Nosh Box: Spooked in October
Mondelez of Norway makes Kvikk Lunsj, shaped almost exactly like a Kit-Kat Bar. Very popular in Europe, this confection’s available on line from several vendors.
This month, somewhere around the globe, people will celebrate International Coffee, World Smiles, Animals, and Mental Health days.
Just before mid-month domestically, October brings Columbus Day. At one time it was good for a school holiday and a parade. But not so much now, as Chris’ luminance has dimmed in recent years, much like Saint/Mr. Christopher, and dwarf-planet Pluto.
Near month’s end two obscure celebrations on the 28th and 29th, National Chocolate Day and National Cat Day, ramp up to October’s capstone holiday: Halloween.
Depending on your perspective, I was either the beneficiary or the victim of parochial schooling in the 1950s. Taught by sisters in starched habits who instilled rote learning, where right answers were expected, and wrong answers fetched whacks from a ruler.
While my boyhood pals in public school celebrated holidays, we observed holydays. Christmas and Easter yielded similar vacation time in both camps. But come October, those secularly schooled drew jack-o-lanterns, heard spooky stories, and wore costumes to class at month’s end.
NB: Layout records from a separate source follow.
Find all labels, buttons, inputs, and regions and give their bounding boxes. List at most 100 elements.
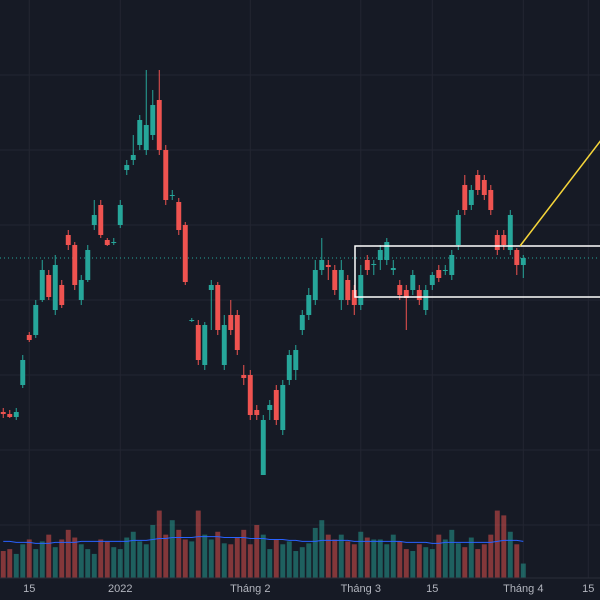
candle-body	[501, 235, 507, 245]
volume-bar	[481, 544, 487, 578]
candle-body	[117, 205, 123, 225]
candle-body	[234, 315, 240, 350]
volume-bar	[241, 529, 247, 578]
candle-body	[286, 355, 292, 380]
candle-body	[221, 325, 227, 365]
volume-bar	[156, 510, 162, 578]
volume-bar	[416, 544, 422, 578]
candle-body	[325, 265, 331, 267]
candle-body	[397, 285, 403, 295]
volume-bar	[429, 549, 435, 578]
volume-bar	[104, 541, 110, 578]
candle-body	[403, 290, 409, 298]
x-tick-label: 15	[23, 583, 35, 595]
candle-body	[332, 270, 338, 290]
volume-bar	[280, 544, 286, 578]
volume-bar	[397, 541, 403, 578]
x-tick-label: Tháng 4	[503, 583, 543, 595]
candle-body	[410, 275, 416, 290]
volume-bar	[306, 543, 312, 578]
volume-bar	[91, 553, 97, 578]
candle-body	[273, 390, 279, 420]
volume-bar	[247, 544, 253, 578]
volume-bar	[208, 539, 214, 578]
volume-bar	[358, 531, 364, 578]
candle-body	[91, 215, 97, 225]
candle-body	[202, 325, 208, 365]
candle-body	[319, 260, 325, 270]
volume-bar	[286, 541, 292, 578]
range-box	[354, 245, 600, 298]
candle-body	[494, 235, 500, 250]
candle-body	[514, 250, 520, 265]
candle-body	[254, 410, 260, 415]
x-tick-label: 15	[426, 583, 438, 595]
candle-body	[338, 270, 344, 300]
candle-body	[384, 242, 390, 260]
candle-body	[475, 175, 481, 190]
candle-body	[7, 414, 13, 417]
volume-bar	[488, 534, 494, 578]
volume-bar	[163, 534, 169, 578]
volume-bar	[364, 537, 370, 578]
candle-body	[72, 245, 78, 285]
candle-body	[0, 412, 6, 414]
candle-body	[507, 215, 513, 250]
x-axis-labels: 15 2022 Tháng 2 Tháng 3 15 Tháng 4 15	[23, 583, 594, 595]
candle-body	[416, 290, 422, 300]
volume-bar	[46, 534, 52, 578]
volume-bar	[221, 543, 227, 578]
candle-body	[358, 275, 364, 305]
candle-body	[481, 180, 487, 195]
x-tick-label: 15	[582, 583, 594, 595]
x-tick-label: Tháng 2	[230, 583, 270, 595]
candle-body	[228, 315, 234, 330]
volume-bar	[514, 544, 520, 578]
volume-bar	[442, 539, 448, 578]
volume-bar	[332, 539, 338, 578]
volume-bar	[26, 539, 32, 578]
candle-body	[143, 125, 149, 150]
candle-body	[26, 335, 32, 340]
volume-bar	[130, 531, 136, 578]
volume-bar	[507, 531, 513, 578]
candle-body	[104, 240, 110, 245]
volume-bar	[475, 549, 481, 578]
volume-bar	[377, 539, 383, 578]
candle-body	[345, 280, 351, 300]
candle-body	[488, 190, 494, 210]
candle-body	[260, 420, 266, 475]
volume-bar	[345, 541, 351, 578]
candle-body	[65, 235, 71, 245]
candle-body	[462, 185, 468, 210]
volume-bar	[267, 549, 273, 578]
candle-body	[39, 270, 45, 300]
volume-bar	[202, 534, 208, 578]
candle-body	[299, 315, 305, 330]
volume-bar	[124, 537, 130, 578]
volume-bar	[325, 534, 331, 578]
volume-bar	[319, 520, 325, 578]
volume-bar	[390, 534, 396, 578]
volume-bar	[65, 529, 71, 578]
candle-body	[247, 375, 253, 415]
candle-body	[20, 360, 26, 385]
candle-body	[312, 270, 318, 300]
volume-bar	[494, 510, 500, 578]
volume-bar	[0, 551, 6, 578]
candle-body	[241, 375, 247, 378]
volume-bar	[78, 544, 84, 578]
volume-bar	[234, 537, 240, 578]
volume-bar	[215, 531, 221, 578]
volume-bar	[273, 539, 279, 578]
candle-body	[13, 412, 19, 417]
volume-bar	[468, 537, 474, 578]
candle-body	[52, 265, 58, 310]
candle-body	[176, 202, 182, 230]
candle-body	[137, 120, 143, 145]
x-tick-label: 2022	[108, 583, 132, 595]
volume-bar	[72, 537, 78, 578]
volume-bar	[299, 547, 305, 578]
candle-body	[78, 280, 84, 300]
In parochial school, no special to-do was made of Oct. 31—other than calling it a pagan celebration.
At Our Lady of Perpetual Bingo [name changed to protect my grammar school], that term usually arose when discussing pagan babies. In a process blending parsimony with extortion, nameless children in far-off places could be ransomed into Christianity for the tidy sum of $5 each. And every time our class paid the bounty, there was no homework that evening.
However, parochial schooling did have its advantages: At age 9, I could recite the 22 auxiliary verbs, and diagram any English sentence. These skills I retain to this day—and they remained nearly unmatched by my peer editors at the University of California.
Today’s Halloween foci are kids and candy. But that doesn’t prevent adults from indulging in both the costumes and the calories. Adult Halloween parties likely motivated Ogden Nash when he opined, “Candy is dandy, but liquor is quicker.”
What’s Hot: In a nutshell, mass-produced chocolates from Hershey’s and Mars dominate the top-five favorite Halloween candies. In descending order, they are: Reese’s, M&Ms (No. 1 in CA), Snickers, Hershey’s Milk Chocolate, and Kit-Kat.
And What’s Not:
Candy Corn is a North American confection shaped more like a hominid bicuspid than a corn kernel. Made from carnauba wax, artificial coloring, binders, and sweeteners—not surprisingly—it looks better than it tastes. Eat it only to win a bet.
Circus Peanuts are pink, peanut-shaped, hard-marshmallow candy that tastes like neither peanuts nor marshmallows.
Not a Halloween favorite, chalky NECCO Wafers were a product of the oldest candy company in America. New England Candy Company closed unexpectedly in Massachusetts last July, after being sold at a bankruptcy auction. But come February, their love-quip embossed Sweethearts will be sorely missed as Valentine favorites.
Popcorn balls and candy apples share the same maladies: Traditionally homemade, these treats are time-consuming, and turn tacky when humid. Trick-or-treaters are schooled to avoid them, because urban legend has rumored they conceal (choose one): dead bugs, a powerful laxative, or leftover MREs.
Bobbing for apples fell from grace with the disappearance of washtubs, whence washboards plied lye-soap to dirty duds. Contributing further, bobbing rewarded big-mouthed folks. And heated competitions could morph into waterboarding. Plus, the final rewards were neither sanitary nor attractive: tooth-pocked apples.
Upscale Approaches—Consider Halloween just another excuse to eat chocolate? Then consider these upscale options.
• Their namesake square may be a San Francisco landmark, but world-renowned Ghirardelli Chocolate’s factory, headquarters, and outlet store lie in San Leandro at 1111 139th Avenue.
• Scharffen Berger originated as an independent Berkeley chocolatier founded in 1996 by sparkling winemaker John Scharffenberger, and a physician, Robert Steinberg. But Hershey acquired the company in 2005. This chocolate’s available at local retail outlets, including many Peet’s.
• Mondelez of Norway makes Kvikk Lunsj, shaped almost exactly like a Kit-Kat Bar. Very popular in Europe, this confection’s available on line from several vendors. Just point you search engine at “Kvikk Lunsj”—and be willing to shell out a couple of bucks.